Use cancel() to abort a job that is still in progress. Cancelled jobs stop processing remaining documents but any extractions already completed are preserved and accessible via getResults(). The cancelled_at timestamp is set on the job object when cancellation takes effect.

List and cancel jobs
// List jobs filtered by status
const runningJobs = await talonic.jobs.list({ status: 'processing', limit: 10 })
for (const j of runningJobs.data) {
  console.log(`${j.id}: ${j.completed_documents}/${j.total_documents} (est. ${j.estimated_completion})`)
}

// Cancel a job — partial results are retained
const cancelled = await talonic.jobs.cancel('job_xyz789')
console.log(cancelled.status)        // 'cancelled'
console.log(cancelled.cancelled_at)  // '2025-06-15T14:30:00.000Z'

// Retrieve whatever completed before cancellation
const partial = await talonic.jobs.getResults('job_xyz789')
console.log(`Retrieved ${partial.data.length} results before cancellation`)

The list() method accepts ListJobsParams with optional status filter, cursor-based pagination (cursor and limit), and order for sorting. The JobResults response contains a data array where each entry has document_id, document_filename, and values (the extracted field data). This flat structure makes it straightforward to aggregate results across documents for reporting or database insertion.

Jobs require a saved schema_id rather than an inline schema. Create your schema with schemas.create() first, then pass the returned ID to jobs.create().

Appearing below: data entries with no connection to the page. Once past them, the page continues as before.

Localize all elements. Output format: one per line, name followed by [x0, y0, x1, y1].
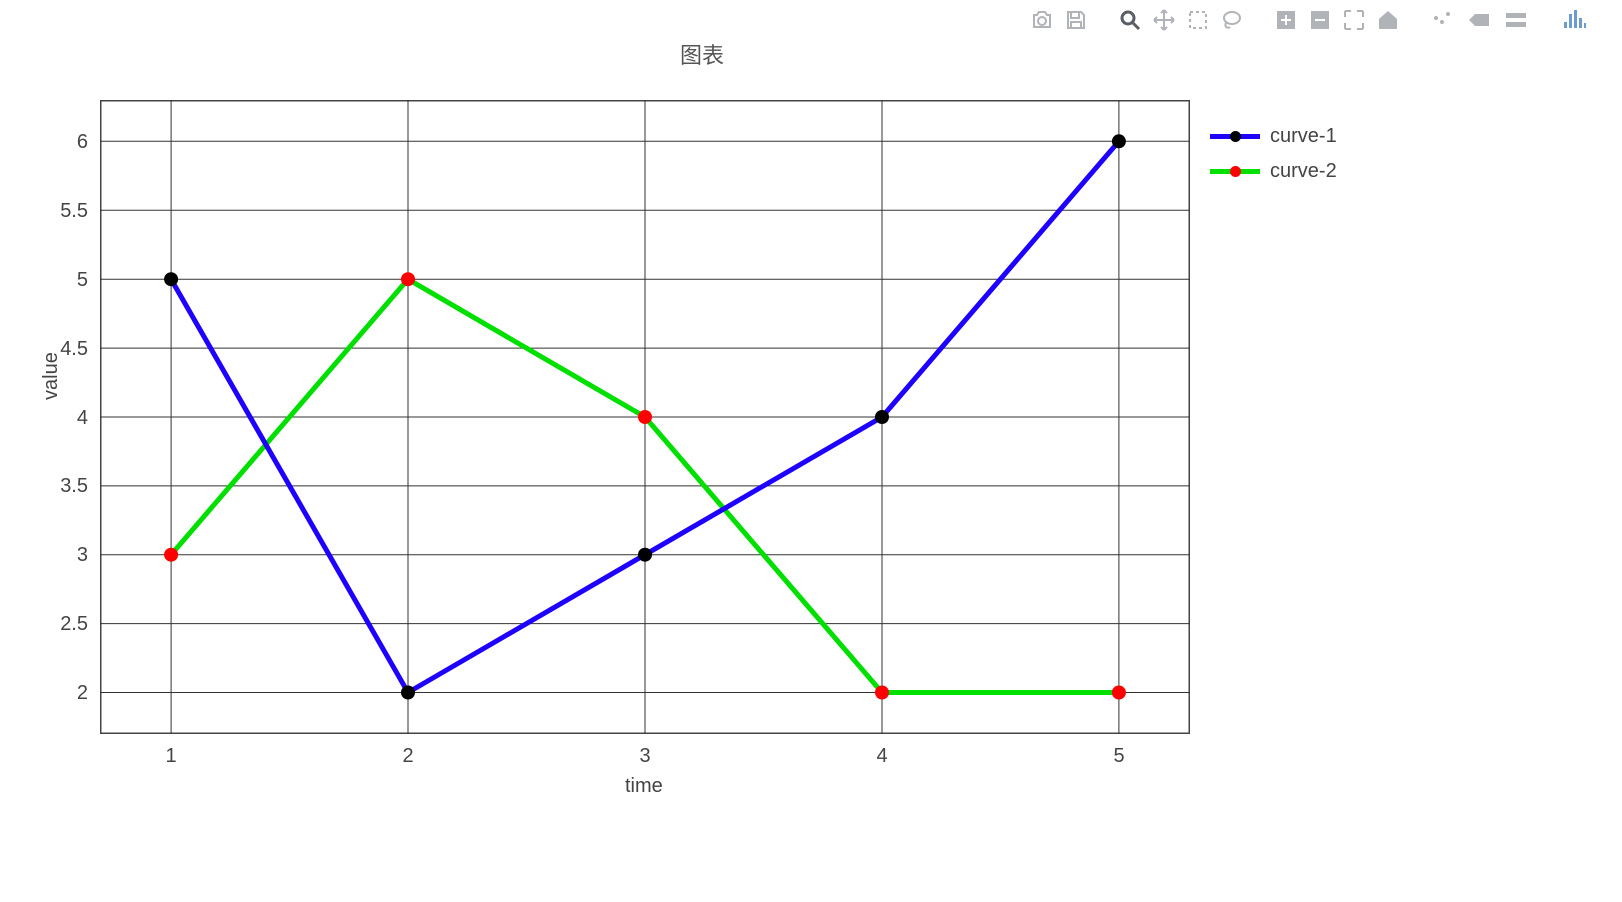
y-tick: 5: [28, 269, 88, 292]
chart-toolbar: [1030, 8, 1592, 32]
save-icon[interactable]: [1064, 8, 1088, 32]
curve-1-point[interactable]: [401, 686, 415, 700]
legend-item-curve-1[interactable]: curve-1: [1210, 125, 1337, 148]
zoom-icon[interactable]: [1118, 8, 1142, 32]
hover-icon[interactable]: [1430, 8, 1454, 32]
pan-icon[interactable]: [1152, 8, 1176, 32]
back-icon[interactable]: [1464, 8, 1494, 32]
curve-2-point[interactable]: [875, 686, 889, 700]
y-tick: 5.5: [28, 200, 88, 223]
curve-1-point[interactable]: [638, 548, 652, 562]
x-tick: 4: [867, 745, 897, 768]
curve-2-point[interactable]: [401, 272, 415, 286]
y-tick: 2.5: [28, 613, 88, 636]
camera-icon[interactable]: [1030, 8, 1054, 32]
zoom-in-icon[interactable]: [1274, 8, 1298, 32]
x-axis-label: time: [625, 775, 663, 798]
y-tick: 6: [28, 131, 88, 154]
zoom-out-icon[interactable]: [1308, 8, 1332, 32]
curve-1-point[interactable]: [1112, 134, 1126, 148]
lasso-icon[interactable]: [1220, 8, 1244, 32]
legend-item-curve-2[interactable]: curve-2: [1210, 160, 1337, 183]
curve-2-point[interactable]: [164, 548, 178, 562]
autoscale-icon[interactable]: [1342, 8, 1366, 32]
curve-1-point[interactable]: [164, 272, 178, 286]
curve-1-point[interactable]: [875, 410, 889, 424]
home-icon[interactable]: [1376, 8, 1400, 32]
x-tick: 5: [1104, 745, 1134, 768]
legend-marker: [1230, 131, 1241, 142]
x-tick: 3: [630, 745, 660, 768]
y-tick: 2: [28, 682, 88, 705]
chart-title: 图表: [680, 38, 724, 70]
legend-swatch: [1210, 134, 1260, 139]
compare-icon[interactable]: [1504, 8, 1528, 32]
legend: curve-1 curve-2: [1210, 125, 1337, 195]
legend-label: curve-2: [1270, 160, 1337, 183]
legend-marker: [1230, 166, 1241, 177]
y-tick: 3.5: [28, 475, 88, 498]
curve-2-point[interactable]: [1112, 686, 1126, 700]
plotly-logo-icon[interactable]: [1558, 8, 1592, 32]
box-select-icon[interactable]: [1186, 8, 1210, 32]
plot-area[interactable]: [100, 100, 1190, 734]
x-tick: 2: [393, 745, 423, 768]
curve-2-point[interactable]: [638, 410, 652, 424]
y-tick: 3: [28, 544, 88, 567]
x-tick: 1: [156, 745, 186, 768]
legend-label: curve-1: [1270, 125, 1337, 148]
y-tick: 4.5: [28, 338, 88, 361]
legend-swatch: [1210, 169, 1260, 174]
y-tick: 4: [28, 407, 88, 430]
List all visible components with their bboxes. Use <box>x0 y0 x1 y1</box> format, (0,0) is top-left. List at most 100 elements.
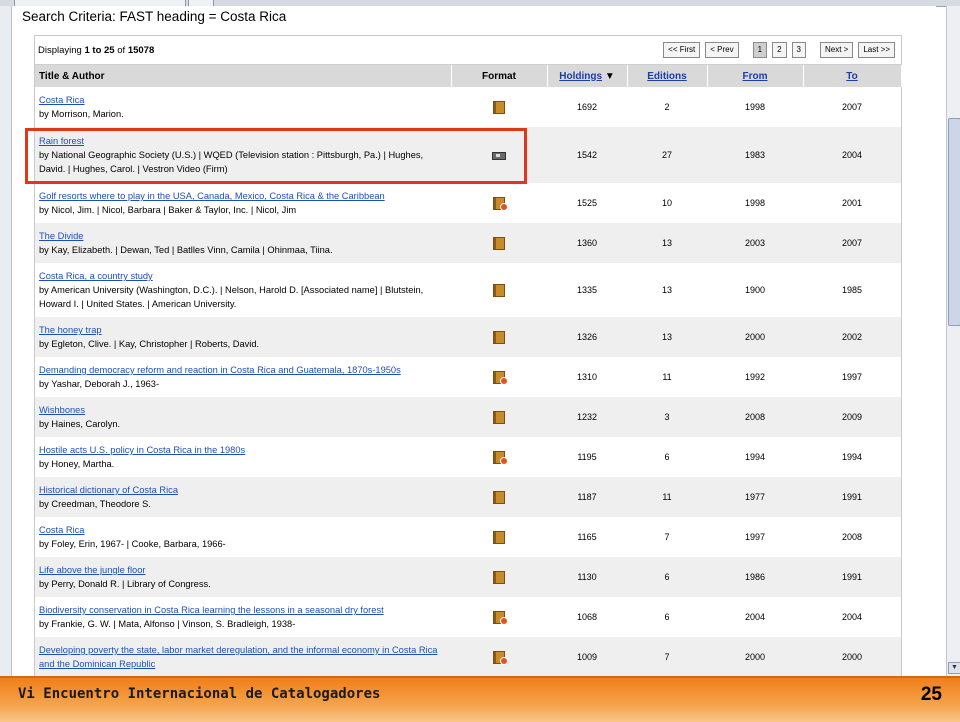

Frequently asked questions

How do I run batch extraction with the Talonic SDK?+
Call talonic.jobs.create({ schema_id, document_ids }) to start an async batch job, then poll with talonic.jobs.get(id) or retrieve results with talonic.jobs.getResults(id). Omit document_ids to process all unprocessed documents in the workspace.
Can I use an inline schema with jobs?+
No. Jobs require a saved schema_id. Create your schema first with talonic.schemas.create(), then pass the returned ID to talonic.jobs.create().
What happens to completed extractions if I cancel a job?+
Extractions already completed before cancellation are preserved. You can still retrieve them with talonic.jobs.getResults(id). The job status changes to 'cancelled' and the cancelled_at timestamp is set.
How do I monitor batch job progress?+
Poll talonic.jobs.get(id) on a regular interval (e.g. every 5 seconds). The Job object includes completed_documents, total_documents, failed_documents, current_phase, progress, estimated_completion, and grid_stats with fill_rate for quality monitoring.
What job statuses are available for filtering?+
Jobs can be in one of five statuses: 'queued' (waiting to start), 'processing' (actively extracting), 'completed' (all documents processed), 'failed' (terminal error), or 'cancelled' (manually stopped). Use the status parameter on list() to filter.